The Minister of Justice, Defense and Security, Ramadeluka Seretse, recently addressed a press conference and revealed that Kalafatis was wanted for armed robbery and that both the Police Commissioner and the BDF commander were aware of why he was a wanted man.
The minister also suggested that at one point, an arrest warrant for Kalafatis had been issued.
“To date, there is no reported case of any wrongdoing by a John Kalafatis at any police station or court. If there was a warrant issued as the minister suggests, then we want proof of how they went through the process of acquiring the warrant,” said Boko.
The two lawyers, who volunteered their services to the Kalafatis family, addressed a news conference where they revealed the findings of the chief state pathologist after thorough examination of the body that was once Kalafatis.
In obtaining evidence and reports, the lawyers have been working with the police who had been somewhat cooperative until they found out that the lawyers were planning to show the footage of the pathologist’s report to the public.
Bayford said they then received a letter from the Police warning them that there would be ‘consequences’ of showing such footage.
“It sounded somewhat like a threat; I cannot say for sure because to me a threat would have to be on some legal basis or it becomes an empty threat,” said Boko.
“The manner in which the murder was carried out caused controversy on what actually transpired. Some said 8 bullets killed Kalafatis, others said more. Because of the extent of the wounds, we wanted the public to have a clear understanding of what transpired,” said Bayford.
To add to the controversy, the pathologist’s report stated that the amount of gun powder residue found indicates that the bullets were designed in such a way that they would not exit the body after they entered it. One would interpret it to mean that the bullets were meant for Kalafatis alone as the statement could be read to mean that, in that state, the bullets wouldn’t harm anyone else nearby.

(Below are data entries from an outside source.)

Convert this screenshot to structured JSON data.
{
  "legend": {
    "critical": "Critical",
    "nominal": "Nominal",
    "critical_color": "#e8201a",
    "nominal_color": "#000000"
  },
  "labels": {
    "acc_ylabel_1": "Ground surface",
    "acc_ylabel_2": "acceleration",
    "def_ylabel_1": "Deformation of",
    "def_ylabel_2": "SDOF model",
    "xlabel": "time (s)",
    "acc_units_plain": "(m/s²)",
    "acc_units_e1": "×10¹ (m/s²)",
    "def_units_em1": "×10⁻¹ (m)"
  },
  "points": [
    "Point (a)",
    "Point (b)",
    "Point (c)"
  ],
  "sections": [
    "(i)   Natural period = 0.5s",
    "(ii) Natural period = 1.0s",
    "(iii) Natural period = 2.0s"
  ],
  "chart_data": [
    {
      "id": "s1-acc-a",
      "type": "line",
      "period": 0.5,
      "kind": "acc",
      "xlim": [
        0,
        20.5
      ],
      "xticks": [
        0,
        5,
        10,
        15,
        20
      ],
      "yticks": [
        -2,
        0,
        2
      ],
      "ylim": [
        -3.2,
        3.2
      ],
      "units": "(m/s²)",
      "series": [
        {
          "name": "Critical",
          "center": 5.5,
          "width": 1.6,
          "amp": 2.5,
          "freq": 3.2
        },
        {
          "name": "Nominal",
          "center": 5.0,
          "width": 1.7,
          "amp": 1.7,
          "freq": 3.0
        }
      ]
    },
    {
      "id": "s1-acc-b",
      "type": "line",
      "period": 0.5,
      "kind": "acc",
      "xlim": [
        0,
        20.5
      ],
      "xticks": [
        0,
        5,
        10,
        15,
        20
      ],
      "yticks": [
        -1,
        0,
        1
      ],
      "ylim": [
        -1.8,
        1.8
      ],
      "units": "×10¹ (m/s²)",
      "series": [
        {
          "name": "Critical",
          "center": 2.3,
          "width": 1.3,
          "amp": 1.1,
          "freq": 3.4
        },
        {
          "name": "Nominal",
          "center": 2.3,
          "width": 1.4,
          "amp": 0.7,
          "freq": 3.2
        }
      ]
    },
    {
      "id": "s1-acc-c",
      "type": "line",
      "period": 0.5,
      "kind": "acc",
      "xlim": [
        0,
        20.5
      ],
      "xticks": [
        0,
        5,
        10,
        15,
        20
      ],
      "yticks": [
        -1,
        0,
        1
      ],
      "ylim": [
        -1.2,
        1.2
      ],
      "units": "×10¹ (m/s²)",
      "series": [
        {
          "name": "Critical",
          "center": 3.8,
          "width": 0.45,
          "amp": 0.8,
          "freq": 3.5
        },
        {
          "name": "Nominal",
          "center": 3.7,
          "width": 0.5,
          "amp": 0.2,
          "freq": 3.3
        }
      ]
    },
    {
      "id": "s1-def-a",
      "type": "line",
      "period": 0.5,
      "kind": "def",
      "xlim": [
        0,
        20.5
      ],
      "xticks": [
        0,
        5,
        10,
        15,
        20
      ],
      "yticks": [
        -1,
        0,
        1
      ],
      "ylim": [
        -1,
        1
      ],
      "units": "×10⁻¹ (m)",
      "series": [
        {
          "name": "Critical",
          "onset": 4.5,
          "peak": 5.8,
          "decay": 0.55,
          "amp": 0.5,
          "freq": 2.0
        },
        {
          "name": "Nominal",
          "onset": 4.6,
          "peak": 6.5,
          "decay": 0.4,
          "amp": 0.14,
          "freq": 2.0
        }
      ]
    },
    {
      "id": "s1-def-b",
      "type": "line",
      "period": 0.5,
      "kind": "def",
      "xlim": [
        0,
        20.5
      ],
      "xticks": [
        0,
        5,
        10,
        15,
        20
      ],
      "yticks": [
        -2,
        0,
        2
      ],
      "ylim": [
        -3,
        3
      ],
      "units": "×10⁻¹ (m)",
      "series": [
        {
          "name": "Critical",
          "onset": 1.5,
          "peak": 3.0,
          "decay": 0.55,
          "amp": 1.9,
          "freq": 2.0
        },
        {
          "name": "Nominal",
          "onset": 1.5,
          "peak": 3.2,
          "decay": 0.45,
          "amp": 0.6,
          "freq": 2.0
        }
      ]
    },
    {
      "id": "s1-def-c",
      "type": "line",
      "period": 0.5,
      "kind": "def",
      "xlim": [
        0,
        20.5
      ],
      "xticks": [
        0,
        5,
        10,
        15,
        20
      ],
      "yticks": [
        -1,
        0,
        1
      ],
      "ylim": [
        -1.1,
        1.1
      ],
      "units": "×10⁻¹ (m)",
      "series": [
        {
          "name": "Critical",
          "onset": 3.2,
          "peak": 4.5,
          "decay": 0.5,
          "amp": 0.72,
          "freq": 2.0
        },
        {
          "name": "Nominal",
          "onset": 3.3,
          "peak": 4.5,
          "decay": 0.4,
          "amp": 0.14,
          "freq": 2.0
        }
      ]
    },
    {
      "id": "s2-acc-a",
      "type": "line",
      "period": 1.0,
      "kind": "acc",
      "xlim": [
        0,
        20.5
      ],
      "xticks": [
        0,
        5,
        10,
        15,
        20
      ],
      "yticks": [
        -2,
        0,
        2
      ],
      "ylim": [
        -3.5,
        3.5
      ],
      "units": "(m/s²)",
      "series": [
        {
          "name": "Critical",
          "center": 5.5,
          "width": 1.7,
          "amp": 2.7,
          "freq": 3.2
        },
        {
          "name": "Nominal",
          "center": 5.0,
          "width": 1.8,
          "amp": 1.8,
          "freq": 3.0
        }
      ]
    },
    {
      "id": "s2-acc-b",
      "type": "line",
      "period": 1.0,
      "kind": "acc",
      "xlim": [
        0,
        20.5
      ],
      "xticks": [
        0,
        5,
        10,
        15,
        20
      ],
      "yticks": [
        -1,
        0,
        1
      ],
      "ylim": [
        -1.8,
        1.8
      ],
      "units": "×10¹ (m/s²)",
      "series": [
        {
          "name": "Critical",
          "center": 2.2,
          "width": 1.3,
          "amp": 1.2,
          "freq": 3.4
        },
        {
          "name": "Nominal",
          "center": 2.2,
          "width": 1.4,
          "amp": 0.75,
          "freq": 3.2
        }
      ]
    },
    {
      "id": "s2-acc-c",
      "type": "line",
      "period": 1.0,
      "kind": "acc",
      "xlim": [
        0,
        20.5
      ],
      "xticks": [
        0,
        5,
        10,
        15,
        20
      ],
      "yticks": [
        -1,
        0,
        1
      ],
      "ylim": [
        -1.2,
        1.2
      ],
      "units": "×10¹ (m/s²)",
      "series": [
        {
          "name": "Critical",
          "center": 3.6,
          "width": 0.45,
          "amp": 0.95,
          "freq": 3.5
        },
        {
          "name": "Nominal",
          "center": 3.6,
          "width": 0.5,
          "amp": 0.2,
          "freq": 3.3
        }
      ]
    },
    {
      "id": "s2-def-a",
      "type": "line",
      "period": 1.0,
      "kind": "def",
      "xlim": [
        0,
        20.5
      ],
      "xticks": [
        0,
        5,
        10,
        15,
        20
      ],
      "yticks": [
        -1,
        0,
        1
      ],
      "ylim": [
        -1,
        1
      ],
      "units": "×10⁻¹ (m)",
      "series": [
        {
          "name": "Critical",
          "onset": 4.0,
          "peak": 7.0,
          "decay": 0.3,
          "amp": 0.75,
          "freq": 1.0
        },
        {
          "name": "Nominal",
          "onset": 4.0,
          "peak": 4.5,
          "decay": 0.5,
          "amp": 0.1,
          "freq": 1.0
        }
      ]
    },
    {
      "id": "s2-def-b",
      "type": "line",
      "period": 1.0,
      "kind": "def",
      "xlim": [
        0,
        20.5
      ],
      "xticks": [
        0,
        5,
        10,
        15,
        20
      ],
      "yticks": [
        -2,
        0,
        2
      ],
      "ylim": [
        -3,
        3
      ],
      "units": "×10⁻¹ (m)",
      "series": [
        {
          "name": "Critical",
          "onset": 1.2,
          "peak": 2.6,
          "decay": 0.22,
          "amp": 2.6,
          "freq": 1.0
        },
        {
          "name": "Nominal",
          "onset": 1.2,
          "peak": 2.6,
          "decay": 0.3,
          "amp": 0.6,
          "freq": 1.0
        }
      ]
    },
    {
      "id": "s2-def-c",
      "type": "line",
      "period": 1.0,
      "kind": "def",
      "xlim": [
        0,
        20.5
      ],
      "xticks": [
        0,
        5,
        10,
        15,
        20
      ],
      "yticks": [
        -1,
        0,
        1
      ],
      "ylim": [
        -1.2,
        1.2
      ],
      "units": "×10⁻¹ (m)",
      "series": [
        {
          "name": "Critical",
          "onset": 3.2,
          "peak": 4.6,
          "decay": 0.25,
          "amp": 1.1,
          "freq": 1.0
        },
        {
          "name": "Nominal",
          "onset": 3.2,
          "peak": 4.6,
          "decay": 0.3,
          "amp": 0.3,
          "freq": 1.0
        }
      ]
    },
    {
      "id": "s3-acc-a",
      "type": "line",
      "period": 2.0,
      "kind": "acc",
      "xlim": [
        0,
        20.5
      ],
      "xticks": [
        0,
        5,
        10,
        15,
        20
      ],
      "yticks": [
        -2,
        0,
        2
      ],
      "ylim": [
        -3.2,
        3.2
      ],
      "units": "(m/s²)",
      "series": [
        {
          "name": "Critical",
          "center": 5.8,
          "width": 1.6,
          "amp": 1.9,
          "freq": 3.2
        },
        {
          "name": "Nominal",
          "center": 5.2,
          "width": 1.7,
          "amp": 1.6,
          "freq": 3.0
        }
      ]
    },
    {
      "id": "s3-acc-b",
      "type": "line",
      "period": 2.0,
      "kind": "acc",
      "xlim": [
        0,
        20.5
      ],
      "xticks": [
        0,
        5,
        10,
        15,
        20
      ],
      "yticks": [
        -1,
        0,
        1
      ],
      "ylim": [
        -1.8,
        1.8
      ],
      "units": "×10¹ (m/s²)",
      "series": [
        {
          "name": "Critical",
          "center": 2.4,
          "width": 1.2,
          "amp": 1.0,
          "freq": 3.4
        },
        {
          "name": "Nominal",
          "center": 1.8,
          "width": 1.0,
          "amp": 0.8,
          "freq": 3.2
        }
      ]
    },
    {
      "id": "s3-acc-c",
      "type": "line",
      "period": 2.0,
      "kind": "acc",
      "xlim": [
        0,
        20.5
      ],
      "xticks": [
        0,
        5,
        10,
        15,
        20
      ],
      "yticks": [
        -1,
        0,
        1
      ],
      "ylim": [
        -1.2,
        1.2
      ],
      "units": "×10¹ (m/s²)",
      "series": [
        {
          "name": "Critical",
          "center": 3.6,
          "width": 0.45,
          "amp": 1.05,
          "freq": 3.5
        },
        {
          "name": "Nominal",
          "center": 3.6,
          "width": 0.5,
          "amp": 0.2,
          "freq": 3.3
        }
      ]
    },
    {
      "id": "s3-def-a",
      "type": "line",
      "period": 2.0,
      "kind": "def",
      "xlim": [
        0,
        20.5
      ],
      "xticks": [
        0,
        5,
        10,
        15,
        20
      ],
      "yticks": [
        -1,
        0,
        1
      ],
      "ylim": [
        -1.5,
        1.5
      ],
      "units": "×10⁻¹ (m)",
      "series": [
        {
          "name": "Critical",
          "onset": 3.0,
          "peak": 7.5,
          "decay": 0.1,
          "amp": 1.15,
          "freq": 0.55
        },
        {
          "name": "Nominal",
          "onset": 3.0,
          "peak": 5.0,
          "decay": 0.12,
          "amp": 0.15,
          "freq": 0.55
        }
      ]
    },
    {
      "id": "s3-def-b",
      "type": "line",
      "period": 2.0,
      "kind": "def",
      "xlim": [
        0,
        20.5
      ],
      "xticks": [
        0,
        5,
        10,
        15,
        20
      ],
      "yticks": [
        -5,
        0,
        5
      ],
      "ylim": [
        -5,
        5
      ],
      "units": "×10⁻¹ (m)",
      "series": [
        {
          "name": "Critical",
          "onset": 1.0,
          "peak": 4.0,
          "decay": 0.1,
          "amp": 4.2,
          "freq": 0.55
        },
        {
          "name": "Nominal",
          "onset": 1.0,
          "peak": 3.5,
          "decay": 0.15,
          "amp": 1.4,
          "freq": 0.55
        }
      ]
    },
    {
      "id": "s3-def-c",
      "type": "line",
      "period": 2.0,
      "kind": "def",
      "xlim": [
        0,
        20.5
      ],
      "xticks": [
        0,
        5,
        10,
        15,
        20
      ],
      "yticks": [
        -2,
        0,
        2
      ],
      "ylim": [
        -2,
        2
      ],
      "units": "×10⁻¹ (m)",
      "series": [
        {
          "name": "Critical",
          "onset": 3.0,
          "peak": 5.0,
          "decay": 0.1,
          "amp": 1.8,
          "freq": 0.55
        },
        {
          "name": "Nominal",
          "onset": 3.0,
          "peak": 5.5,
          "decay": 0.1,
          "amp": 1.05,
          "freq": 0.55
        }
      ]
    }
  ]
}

Bayford had earlier indicated that because of the above statement it would appear as if this execution had long been planned.
The pathologist’s findings were that 10 bullets shot the deceased, and that any of those injuries could have instantly killed the deceased.
“The injuries sustained by the deceased were not survivable,” the statement read.
The range of the shootings could not be clearly identified from the autopsy, but one of the bullets left residue around the bullet entry point thus leaving the pathologist to make an experienced estimation that the shot was taken from approximately 150mm range (15cm).
The lawyers are still working on the similarities and differences in the report from the chief state pathologist’s report and the private forensic pathologist’s report.
The lawyers are, however, concerned at how the police have neglected the car (exhibit) that Kalafatis was in at the time the shootings took place because according to them, the place where the car is kept is worrisome, as there is no gate and no guard therefore evidence could disappear.
“Our position is that we fear that the state could be trying to conceal the fact that a murder was committed and they are trying to cover for the culprits, whom we hear are on active duty and continue life as if nothing happened,” said Bayford.
To close off the proceedings Boko addressed his remarks to other families.
“I wish the families of those involved in killings similar to that of Kalafatis could also engage lawyers for help, not necessarily myself or my colleague,” said Boko.